Faszination wie beim Gamen

machina eX sprengt mit «Happy Hour» Grenzen: Auf zuvor ungesehen Weise vermischt die Truppe zwei Welten, die bisher unvereinbar schienen. Und sie schaffen es mit Bravour: Das Stück absorbiert die Zuschauer-Spieler auf eine ähnliche Weise, wie es ein Game vermag. Die Improvisationskunst der Schauspieler führt zu äusserst witzigen Situationen, die Zuschauer sehen sich bisweilen mit Knacknüssen konfrontiert, die zu heftigen Diskussionen führen. Die Befriedigung über ein gelöstes Rätsel entspricht derjenigen eines Videogames – das Stück unterscheidet sich abgesehen von den realen Schauspielern kaum von einem herkömmlichen Point'n'Click-Abenteuer.

Gewonnen hat übrigens die Gruppe, deren Figur zuerst flüchten kann. Nach 45 Minuten ist der Spass allerdings vorbei – wenn die Spielfigur bis dahin nicht frei ist, heissts «Game over». Befriedigt gehen die Zuschauer-Spieler dennoch nach Hause.

«Happy Hour» ist in der Gessnerallee noch bis zum Samstag, 29. Oktober zu sehen. Spielzeiten unter

www.machinaex.de.

machina eX

Die Idee für machina eX entstand im Jahr 2010 von Philip Steimel und Laura Schäffer, die sich für ihre Diplomarbeit des Kulturwissenschaftstudiums in Hildesheim mit der Kombination von Theater und Film auseinandersetzten.
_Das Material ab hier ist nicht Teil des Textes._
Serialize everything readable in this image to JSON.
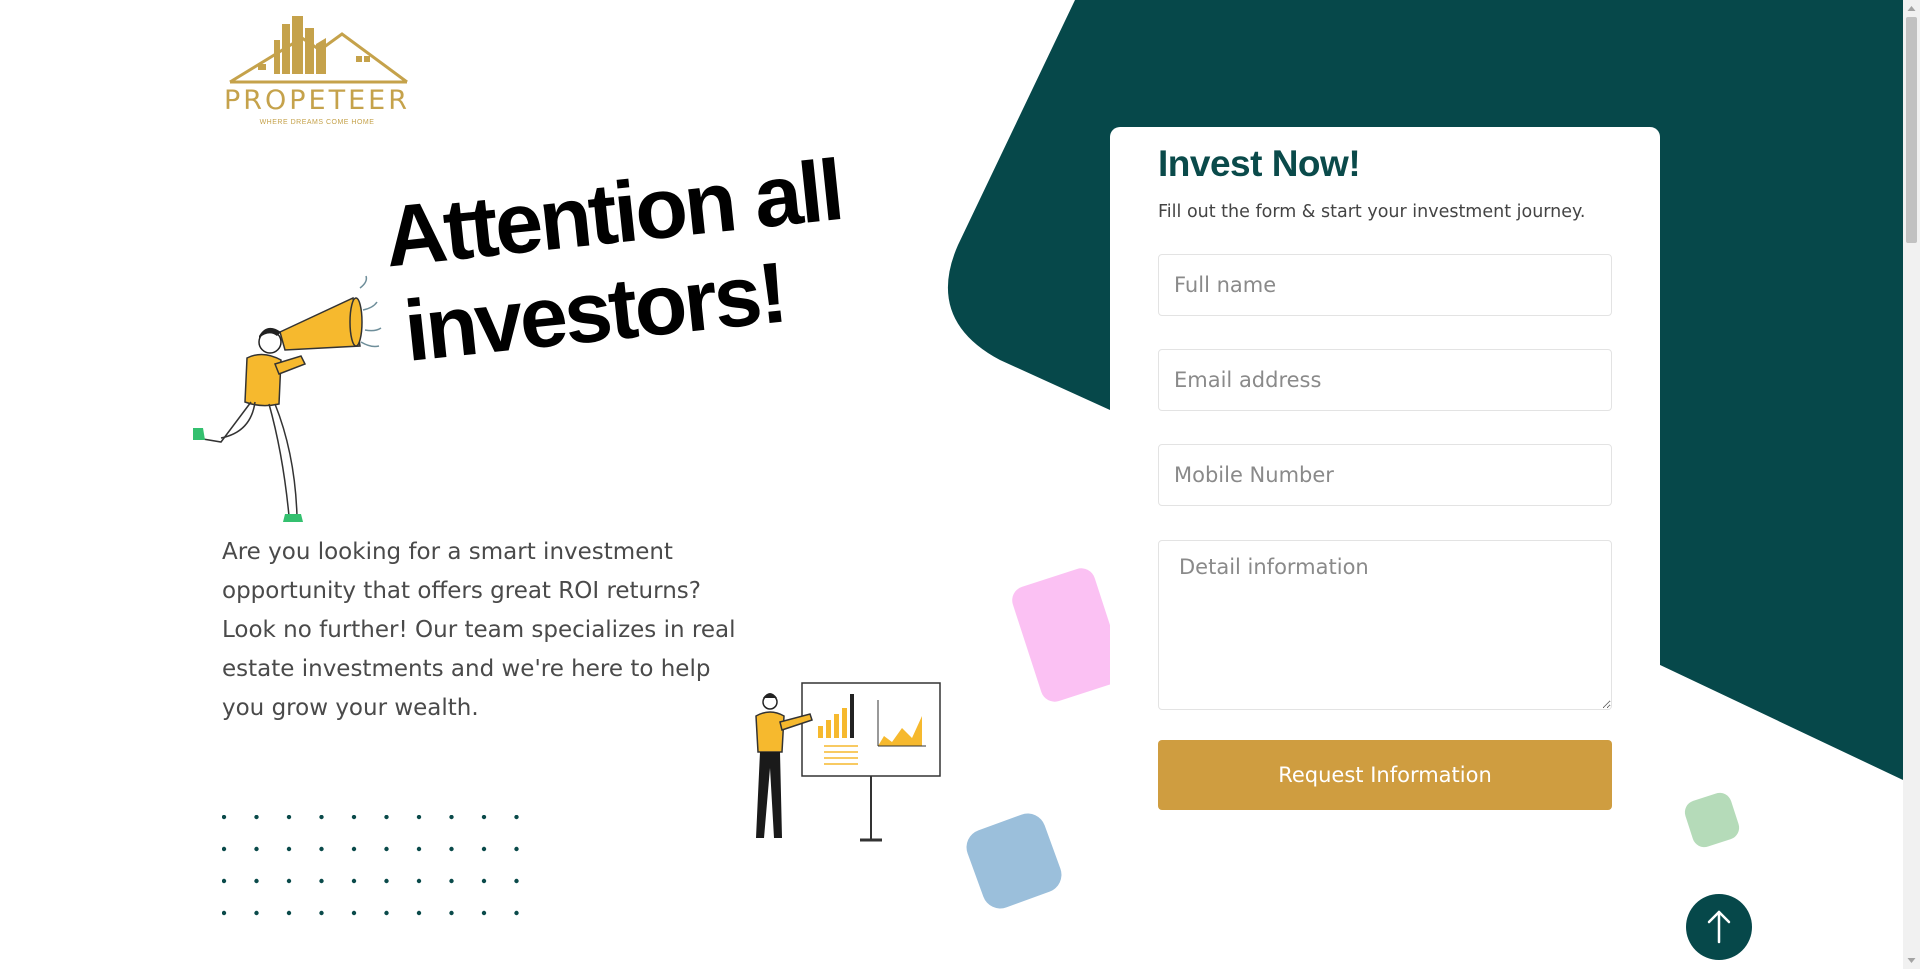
{
  "brand": {
    "name": "PROPETEER",
    "tagline": "WHERE DREAMS COME HOME"
  },
  "hero": {
    "headline_line1": "Attention all",
    "headline_line2": "investors!",
    "intro": "Are you looking for a smart investment opportunity that offers great ROI returns? Look no further! Our team specializes in real estate investments and we're here to help you grow your wealth."
  },
  "form": {
    "title": "Invest Now!",
    "subtitle": "Fill out the form & start your investment journey.",
    "full_name_placeholder": "Full name",
    "email_placeholder": "Email address",
    "mobile_placeholder": "Mobile Number",
    "details_placeholder": "Detail information",
    "submit_label": "Request Information"
  },
  "icons": {
    "scroll_top": "arrow-up-icon",
    "megaphone_person": "person-with-megaphone-illustration",
    "presenter": "presenter-with-chart-illustration"
  },
  "colors": {
    "teal": "#06484a",
    "gold": "#cf9d40",
    "logo_gold": "#c5a24b",
    "pink_tile": "#fbc1f3",
    "blue_tile": "#9bbfdb",
    "green_tile": "#b5dbb9",
    "dots": "#0a4a4a"
  }
}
Zusammen mit sieben weiteren Studenten gründeten Sie das Ensemble, das sich immer mehr auch mit Gamemechanismen beschäftigte und einen Weg suchte, diese mit Theater zu verbinden. Mittlerweile hat machina eX sieben Projekte umgesetzt, die in Deutschland und Österreich aufgeführt wurden. Eines davon – «15.000 Gray» – wurde mit Preisen ausgezeichnet. «Happy Hour» ist die Schweizpremiere für das deutsch-schweizerische Ensemble.

Die Hintergrundinformationen zur aktuellen Aufführung lieferten die Dramaturgin und Schauspielerin Anna Fries und Technikchef Robin Krause.